Andrew Browning, the chairman of the King Lear Prizes and judge for the Chairman’s Prize category, said: “John’s work tells the story that we all know so well: of being stuck inside during the pandemic.
"'Four – Worlds Window' shows off his technical skill, with the layers of the image coming together. The rays of sunlight give us all hope that we will soon emerge once more from our isolation.

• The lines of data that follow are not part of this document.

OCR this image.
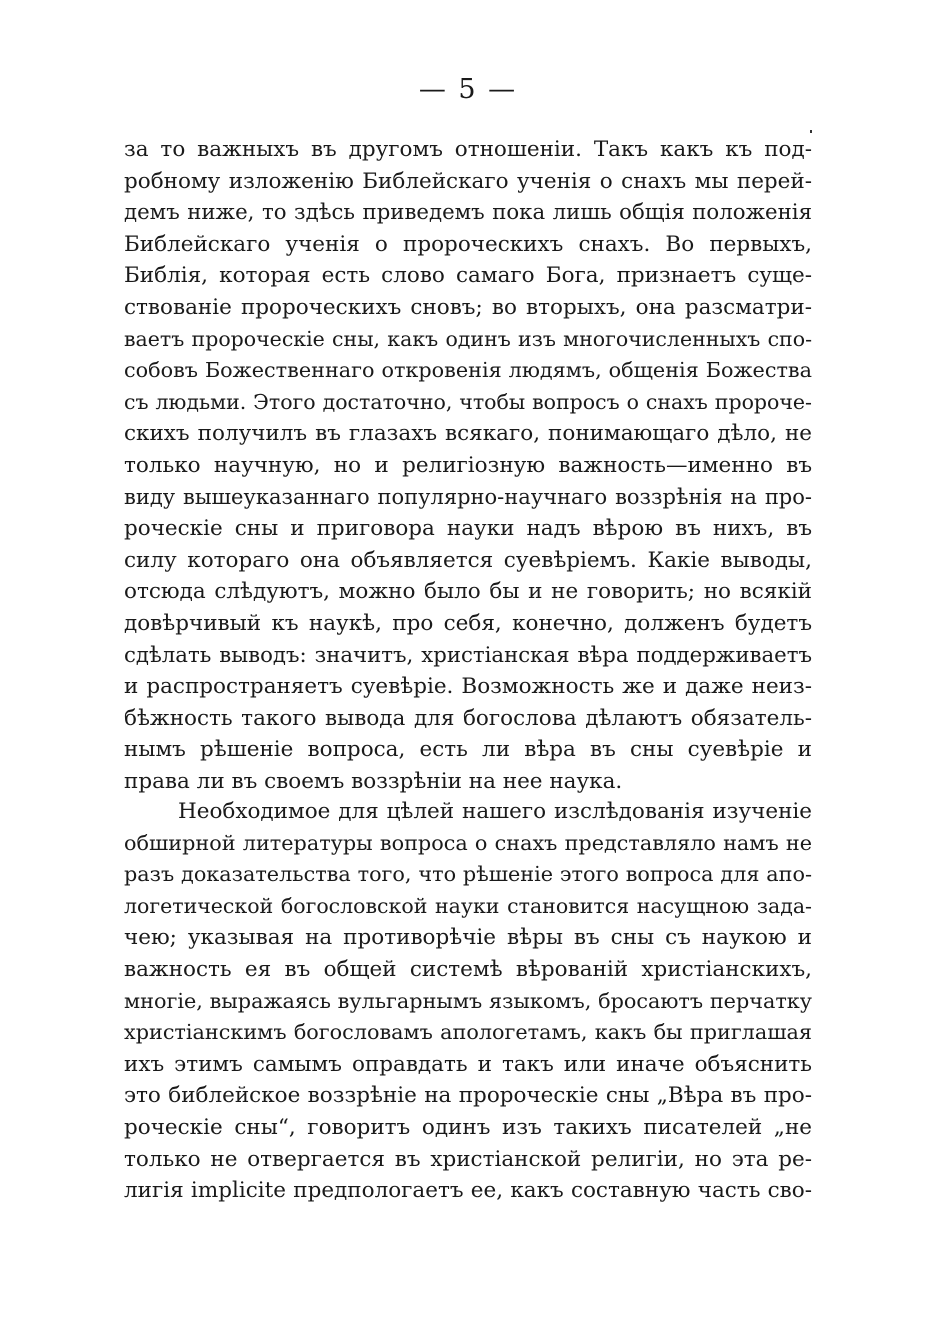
— 5 —
за то важныхъ въ другомъ отношеніи. Такъ какъ къ под-
робному изложенію Библейскаго ученія о снахъ мы перей-
демъ ниже, то здѣсь приведемъ пока лишь общія положенія
Библейскаго ученія о пророческихъ снахъ. Во первыхъ,
Библія, которая есть слово самаго Бога, признаетъ суще-
ствованіе пророческихъ сновъ; во вторыхъ, она разсматри-
ваетъ пророческіе сны, какъ одинъ изъ многочисленныхъ спо-
собовъ Божественнаго откровенія людямъ, общенія Божества
съ людьми. Этого достаточно, чтобы вопросъ о снахъ пророче-
скихъ получилъ въ глазахъ всякаго, понимающаго дѣло, не
только научную, но и религіозную важность—именно въ
виду вышеуказаннаго популярно-научнаго воззрѣнія на про-
роческіе сны и приговора науки надъ вѣрою въ нихъ, въ
силу котораго она объявляется суевѣріемъ. Какіе выводы,
отсюда слѣдуютъ, можно было бы и не говорить; но всякій
довѣрчивый къ наукѣ, про себя, конечно, долженъ будетъ
сдѣлать выводъ: значитъ, христіанская вѣра поддерживаетъ
и распространяетъ суевѣріе. Возможность же и даже неиз-
бѣжность такого вывода для богослова дѣлаютъ обязатель-
нымъ рѣшеніе вопроса, есть ли вѣра въ сны суевѣріе и
права ли въ своемъ воззрѣніи на нее наука.
Необходимое для цѣлей нашего изслѣдованія изученіе
обширной литературы вопроса о снахъ представляло намъ не
разъ доказательства того, что рѣшеніе этого вопроса для апо-
логетической богословской науки становится насущною зада-
чею; указывая на противорѣчіе вѣры въ сны съ наукою и
важность ея въ общей системѣ вѣрованій христіанскихъ,
многіе, выражаясь вульгарнымъ языкомъ, бросаютъ перчатку
христіанскимъ богословамъ апологетамъ, какъ бы приглашая
ихъ этимъ самымъ оправдать и такъ или иначе объяснить
это библейское воззрѣніе на пророческіе сны „Вѣра въ про-
роческіе сны“, говоритъ одинъ изъ такихъ писателей „не
только не отвергается въ христіанской религіи, но эта ре-
лигія implicite предпологаетъ ее, какъ составную часть сво-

Bravo to John, a worthy winner, and well done to all our other King Lear Prizes shortlistees."
The competition and its mission have also been championed by older people charities, such as Age UK.
Caroline Abrahams, Charity Director of Age UK, previously said: “Spending more time at home and apart from our family and friends inevitably means big changes to our normal activities and routines. As a result, looking after our mental and physical health is going to be very important, and taking time to be creative can be really beneficial.
"Having a project to focus on, like a submission for the King Lear Prizes, is fantastic and will hopefully bring a sense of achievement and much joy to everyone who takes part, and I look forward to seeing what is produced during these challenging times.”
The inaugural competition was open to people over 70 with no professional experience in the arts, to submit new short stories, poetry, short plays, solo musical compositions and art during the time they were quarantined. As a result of the huge initial response, the Chairman’s Prize category was announced for the best entry from anyone over 60 who did not fit into one of the existing amateur prize categories (including professional artists).
The prizes take their name from Shakespeare’s play King Lear, which was written in 1605 and 1606 during outbreaks of the plague in London.
‘Four – Worlds Window’, as well as the other winning and shortlisted entries, are available to view at kinglearprizes.org.uk.